The recurrent laryngeal nerve injury was the most common complication for all types of thyroidectomy. Although there were no major complications in this study, we would still like to emphasize that the meticulous dissection of the thyroid capsule is the technique used to prevent this injury in both the endoscopic and conventional approaches.

4.4. Quality of Life

The submental endoscopic thyroidectomy group showed better scores in the energy/fatigue, emotional wellbeing, and general health domains (3/8 domains). These results could confirm that the minimally invasive nature of endoscopic thyroidectomy leads to more rapid recovery and return to normal life. There was a discordant drop in quality-of-life scores in the energy/fatigue and general health domains at 12 weeks after surgery. This may have influenced the final statistical results. In the emotional wellbeing domain, a clearer trend in favor of submental endoscopic thyroidectomy was observed. One SF-36 domain had statistically significant differences at baseline, i.e., physical functioning; this may have influenced the statistical results. The minimal clinically important differences in SF-36 scores have been studied in other conditions, such as orthopedic surgery [13] and rheumatology [14]. There has been no direct study of minimal clinically important differences in thyroid diseases. However, a general minimal clinically important difference score of 5–10 has been used in several thyroid carcinoma studies [15,16,17]. In our study, of the three domains that had statistically significant differences—energy/fatigue, emotional wellbeing, and general health—only two domains (emotional wellbeing and general health) had score differences greater than 5, indicating clinically important differences. In our previous study comparing transoral endoscopic thyroidectomy and conventional thyroidectomy, we found that 5/8 domains of the SF-36 were better in the transoral endoscopic thyroidectomy group, including role limitations due to physical health, energy/fatigue, social functioning, emotional wellbeing, and role limitations due to emotional problems.

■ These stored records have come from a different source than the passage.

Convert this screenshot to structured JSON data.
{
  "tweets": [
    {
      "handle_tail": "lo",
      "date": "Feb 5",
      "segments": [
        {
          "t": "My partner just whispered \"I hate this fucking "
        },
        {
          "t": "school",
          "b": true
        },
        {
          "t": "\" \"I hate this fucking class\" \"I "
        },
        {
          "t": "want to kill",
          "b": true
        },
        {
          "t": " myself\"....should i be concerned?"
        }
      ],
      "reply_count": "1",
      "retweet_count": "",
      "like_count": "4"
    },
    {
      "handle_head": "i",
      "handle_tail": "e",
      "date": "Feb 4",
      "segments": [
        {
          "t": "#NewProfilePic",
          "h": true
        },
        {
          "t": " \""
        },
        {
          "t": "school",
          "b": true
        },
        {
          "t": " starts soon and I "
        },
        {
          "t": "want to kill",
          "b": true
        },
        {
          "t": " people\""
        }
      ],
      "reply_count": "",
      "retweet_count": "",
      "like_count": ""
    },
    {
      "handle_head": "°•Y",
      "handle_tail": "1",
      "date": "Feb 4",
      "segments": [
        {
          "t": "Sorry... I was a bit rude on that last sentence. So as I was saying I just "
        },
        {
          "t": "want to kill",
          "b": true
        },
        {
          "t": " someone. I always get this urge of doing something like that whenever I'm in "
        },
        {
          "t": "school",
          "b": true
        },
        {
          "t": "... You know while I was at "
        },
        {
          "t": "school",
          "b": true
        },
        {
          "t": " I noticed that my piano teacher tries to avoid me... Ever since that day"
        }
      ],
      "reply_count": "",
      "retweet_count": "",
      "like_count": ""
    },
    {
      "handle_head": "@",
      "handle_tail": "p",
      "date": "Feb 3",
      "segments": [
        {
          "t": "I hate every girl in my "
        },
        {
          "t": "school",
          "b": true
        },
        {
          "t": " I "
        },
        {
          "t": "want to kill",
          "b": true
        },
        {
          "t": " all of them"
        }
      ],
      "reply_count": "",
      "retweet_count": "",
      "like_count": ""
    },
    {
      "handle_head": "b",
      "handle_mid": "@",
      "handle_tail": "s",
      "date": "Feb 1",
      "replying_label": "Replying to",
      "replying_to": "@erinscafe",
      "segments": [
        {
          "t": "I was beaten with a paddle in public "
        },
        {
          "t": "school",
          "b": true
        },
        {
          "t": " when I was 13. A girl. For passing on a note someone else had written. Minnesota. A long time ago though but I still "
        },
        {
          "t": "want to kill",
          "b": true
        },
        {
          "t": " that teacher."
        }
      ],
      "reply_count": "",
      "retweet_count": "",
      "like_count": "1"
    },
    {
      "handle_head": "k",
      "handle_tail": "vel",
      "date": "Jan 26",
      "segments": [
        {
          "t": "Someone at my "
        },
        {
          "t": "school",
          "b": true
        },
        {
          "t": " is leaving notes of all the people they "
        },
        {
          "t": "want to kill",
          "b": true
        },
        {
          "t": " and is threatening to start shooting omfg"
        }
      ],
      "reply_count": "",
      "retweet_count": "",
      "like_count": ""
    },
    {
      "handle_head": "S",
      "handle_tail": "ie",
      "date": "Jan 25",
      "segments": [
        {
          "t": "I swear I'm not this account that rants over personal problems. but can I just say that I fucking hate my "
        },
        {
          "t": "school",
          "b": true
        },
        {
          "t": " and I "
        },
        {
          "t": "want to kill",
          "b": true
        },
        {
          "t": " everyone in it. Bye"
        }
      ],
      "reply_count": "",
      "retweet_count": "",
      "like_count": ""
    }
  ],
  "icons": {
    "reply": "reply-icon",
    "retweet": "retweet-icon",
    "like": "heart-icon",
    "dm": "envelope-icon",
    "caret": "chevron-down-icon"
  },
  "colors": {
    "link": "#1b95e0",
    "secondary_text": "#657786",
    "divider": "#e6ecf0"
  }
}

However, in this study, we found that only 3/8 domains were statistically significant. The discrepancy between these two studies was mainly in the emotional domains; we might therefore infer that scarless techniques such as transoral endoscopic thyroidectomy lead to better emotional wellbeing.

4.5. Limitations

This study’s sample was relatively small. To obtain more concrete evidence, we suggest that a larger, multicenter study is warranted.

5. Conclusions

Submental endoscopic thyroidectomy is feasible, and permits a better quality of life in terms of the energy/fatigue, emotional wellbeing, and general health domains. The cosmetic satisfaction with submental endoscopic thyroidectomy was higher than that with conventional thyroidectomy; however, this difference did not reach statistical significance.